I didn’t have the chance to explore a poly relationship until a few years later. Honestly, I wasn’t sure I was ready to be in such a relationship. Then I started dating The Nerd. Before we started going out The Nerd had been in polyamorous relationships and though, initially, we didn’t say we wanted a poly relationship, we understood that was a possibility. For the first month we were monogamous. During that month ze* introduced me to hir friends who were/are an awesome group of skeptic/atheist/sex-positive/science lovers. After the first month The Nerd proposed opening up our relationship with us as primary partners. I agreed. I was nervous about opening up our relationship, but in a good way. I had started to develop a non-platonic interest in one of the people in hir group of friends, Christopher. This was really out of character for me since I identify as a lesbian. But I figured that didn’t matter. If I was attracted to him then I was attracted to him, regardless of his sex or gender identity. Around the time I was realizing I was interested in Christopher, The Nerd started dating hir ex-boyfriend.

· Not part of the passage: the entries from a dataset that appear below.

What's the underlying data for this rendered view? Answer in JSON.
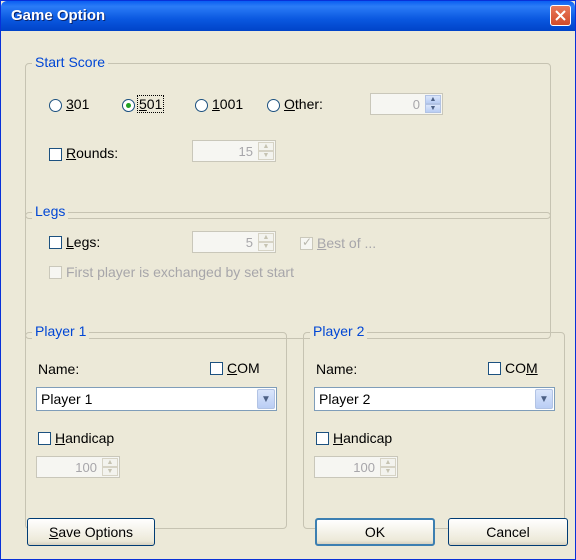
{
  "window": {
    "title": "Game Option"
  },
  "start_score": {
    "legend": "Start Score",
    "options": [
      {
        "label": "301",
        "mnemonic": "3",
        "rest": "01",
        "checked": false
      },
      {
        "label": "501",
        "mnemonic": "5",
        "rest": "01",
        "checked": true
      },
      {
        "label": "1001",
        "mnemonic": "1",
        "rest": "001",
        "checked": false
      },
      {
        "label": "Other:",
        "mnemonic": "O",
        "rest": "ther:",
        "checked": false
      }
    ],
    "other_value": "0",
    "rounds_label_mn": "R",
    "rounds_label_rest": "ounds:",
    "rounds_checked": false,
    "rounds_value": "15"
  },
  "legs": {
    "legend": "Legs",
    "legs_label_mn": "L",
    "legs_label_rest": "egs:",
    "legs_checked": false,
    "legs_value": "5",
    "best_of_mn": "B",
    "best_of_rest": "est of ...",
    "best_of_checked": true,
    "first_player_label": "First player is exchanged by set start",
    "first_player_checked": false
  },
  "player1": {
    "legend": "Player 1",
    "name_label": "Name:",
    "com_mn": "C",
    "com_rest": "OM",
    "com_checked": false,
    "name_value": "Player 1",
    "handicap_mn": "H",
    "handicap_rest": "andicap",
    "handicap_checked": false,
    "handicap_value": "100"
  },
  "player2": {
    "legend": "Player 2",
    "name_label": "Name:",
    "com_pre": "CO",
    "com_mn": "M",
    "com_checked": false,
    "name_value": "Player 2",
    "handicap_mn": "H",
    "handicap_rest": "andicap",
    "handicap_checked": false,
    "handicap_value": "100"
  },
  "buttons": {
    "save_mn": "S",
    "save_rest": "ave Options",
    "ok": "OK",
    "cancel": "Cancel"
  },
  "colors": {
    "title_bar": "#0a58e0",
    "legend_text": "#0046d5",
    "close_button": "#d34b28"
  }
}
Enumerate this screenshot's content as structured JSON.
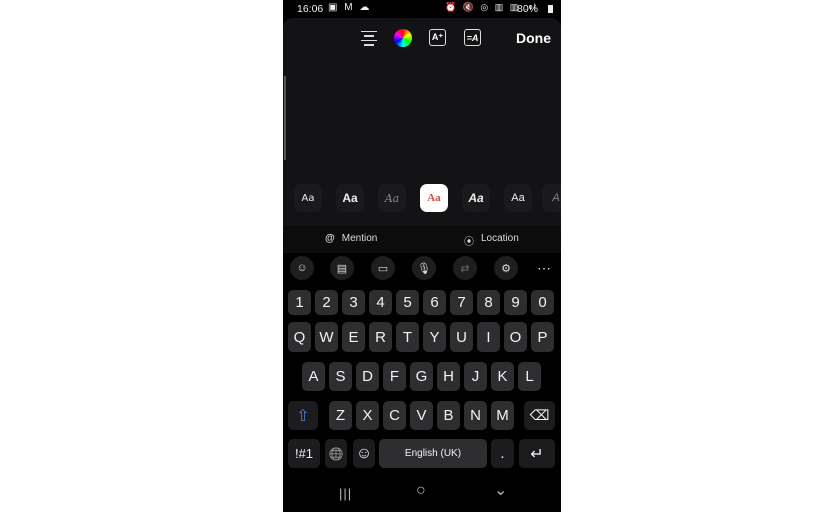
{
  "status": {
    "time": "16:06",
    "battery": "80%",
    "left_icons": [
      "gallery-icon",
      "gmail-icon",
      "cloud-icon"
    ],
    "right_icons": [
      "alarm-icon",
      "mute-icon",
      "hotspot-icon",
      "volte-icon",
      "4g-icon",
      "signal-icon",
      "battery-icon"
    ]
  },
  "toolbar": {
    "done_label": "Done",
    "icons": [
      "align-center-icon",
      "color-wheel-icon",
      "text-effect-icon",
      "text-background-icon"
    ]
  },
  "fonts": [
    {
      "label": "Aa",
      "style": "classic"
    },
    {
      "label": "Aa",
      "style": "bold"
    },
    {
      "label": "Aa",
      "style": "script"
    },
    {
      "label": "Aa",
      "style": "serif",
      "selected": true
    },
    {
      "label": "Aa",
      "style": "italic-bold"
    },
    {
      "label": "Aa",
      "style": "rounded"
    },
    {
      "label": "A",
      "style": "partial"
    }
  ],
  "suggestions": {
    "mention": "Mention",
    "location": "Location"
  },
  "keyboard_tools": [
    "emoji-icon",
    "sticker-icon",
    "clipboard-icon",
    "microphone-icon",
    "translate-icon",
    "settings-icon",
    "more-icon"
  ],
  "keys": {
    "numbers": [
      "1",
      "2",
      "3",
      "4",
      "5",
      "6",
      "7",
      "8",
      "9",
      "0"
    ],
    "row1": [
      "Q",
      "W",
      "E",
      "R",
      "T",
      "Y",
      "U",
      "I",
      "O",
      "P"
    ],
    "row2": [
      "A",
      "S",
      "D",
      "F",
      "G",
      "H",
      "J",
      "K",
      "L"
    ],
    "row3": [
      "Z",
      "X",
      "C",
      "V",
      "B",
      "N",
      "M"
    ],
    "symbols": "!#1",
    "space": "English (UK)",
    "period": ".",
    "shift": "⇧",
    "backspace": "⌫",
    "enter": "↵",
    "globe": "🌐",
    "emoji": "☺"
  },
  "nav": {
    "recents": "|||",
    "home": "○",
    "back": "⌄"
  },
  "colors": {
    "shift": "#4f7fd6",
    "selected_font_bg": "#ffffff",
    "selected_font_text": "#d0503f"
  }
}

I won’t lie, initially I felt weird seeing The Nerd flirt openly with him. How do I explain the weirdness? Hm, the emotion I felt when ze flirted with him was like a mix of possessiveness, worry, amusement (he would look at me with a deer-in-headlights expression), and a touch of wonder with the reality of my polyamorous dreams coming to fruition. When ze first told me that ze was in love with him my feelings on the matter were very tumultuous. After a while, a surprisingly short while, I got over it. Although intellectually I knew that hir loving him didn’t change the way ze felt about me, emotionally the change took some time to sink in as a reality. While coming to terms with the realities of what being poly means (being very open and honest with your emotions, good time management skills, feeling secure in your relationship with your partner regardless of who else they are seeing, etc.) I started officially dating Christopher. Christopher is married to Christina, and I am Christopher’s secondary partner. Learning how to navigate being a primary in one relationship, a secondary in another, and having the new experience of dating a man was very interesting. I felt like I was constantly learning while also breaking down relationship and gender stereotypes I had previously had. I was exhilarated. I was exhausted.

Eventually The Nerd and I ended an 8 month relationship, in part due to differing opinions on boundaries and in part due to communication failure. We’re still friends. Chris and I are still going strong after a little over a year. I haven’t been in a relationship where I was the primary partner since The Nerd so for the past ten months or so I’ve had to learn how to be in a relationship where I’m the secondary yet have no primary. It’s an interesting dance Chris and I do in order to let our relationship thrive and grow while avoiding encroaching on Chris and Christina’s relationship. Our relationship works well most of the time, and when we have issues, , we immediately start talking. We talk until we all feel like the issue has been resolved.

Before exploring poly I had never been this open about my emotions. A few years ago I felt like if I told people about my emotions I was exposing my weaknesses to them and I didn’t trust that in exposing myself that way that I wouldn’t get hurt. I felt like I wanted to trust someone enough to expose that emotional side of myself but I was so afraid to. When I entered my relationship with The Nerd I vowed I would be emotionally open and honest. I’m still doing that today. I had a hard time at first but the more I open up, the easier it gets. It’s easiest with Chris but I’m getting pretty good at opening up with my friends too.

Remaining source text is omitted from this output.